An American production company shot a movie scene where a messenger was expected to rush in, collapse and pant out an important message in Swahili. The company was even able to find a native who could speak Swahili well for the part. Everything worked out well until the movie was shown in an African town where Swahili was the local language. Locals burst out into laughter when instead of quoting his lines the messenger panted out “I am not being paid enough for this part,” in Swahili. Swahili has been incorporated in a number of movies, music videos and comic series. The phrase hakuna matata, which means no worries, is widely associated with the Lion King Series, which also included songs which had Swahili in them. The animation, Madagascar 2, has characters with Swahili names such as Moto Moto which literally translates to “hot hot”. Michael Jackson’s song, Liberian Girl, starts with the Swahili words for “I love you too, I want you too, my love.”

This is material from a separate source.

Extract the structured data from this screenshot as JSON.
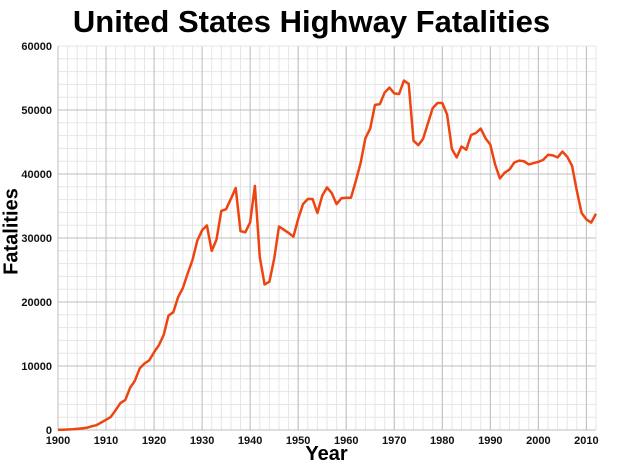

Swahili is widely spoken within East Africa, being the official language in some countries such as Kenya, Democratic Republic of Congo and Tanzania. It is also spoken in Comoros, Uganda, Rwanda, Burundi, Zambia, Mozambique and Malawi by some parts of the population. Most individuals speak it in addition to their local languages. It’s wide prominence has led to major broadcasting news agencies such as BBC, DeutscheWelle and Voice of America featuring the language in some of their programs.
To learn Swahili, get free resources from various websites that offer basic courses. Downloadable texts are also available from various bookstores. Audio texts will help you in the pronunciation of words. Use free translation services to know what certain words mean. There are blogs and newspapers written in Swahili which are available online. Read them on a regular basis to improve your vocabulary. Dedicate a few hours every week to learning the language. Practice with a native speaker and your pronunciation will improve over time. If you cannot find one where you live, take advantage of online forums to meet a native speaker and talk to them on a regular basis.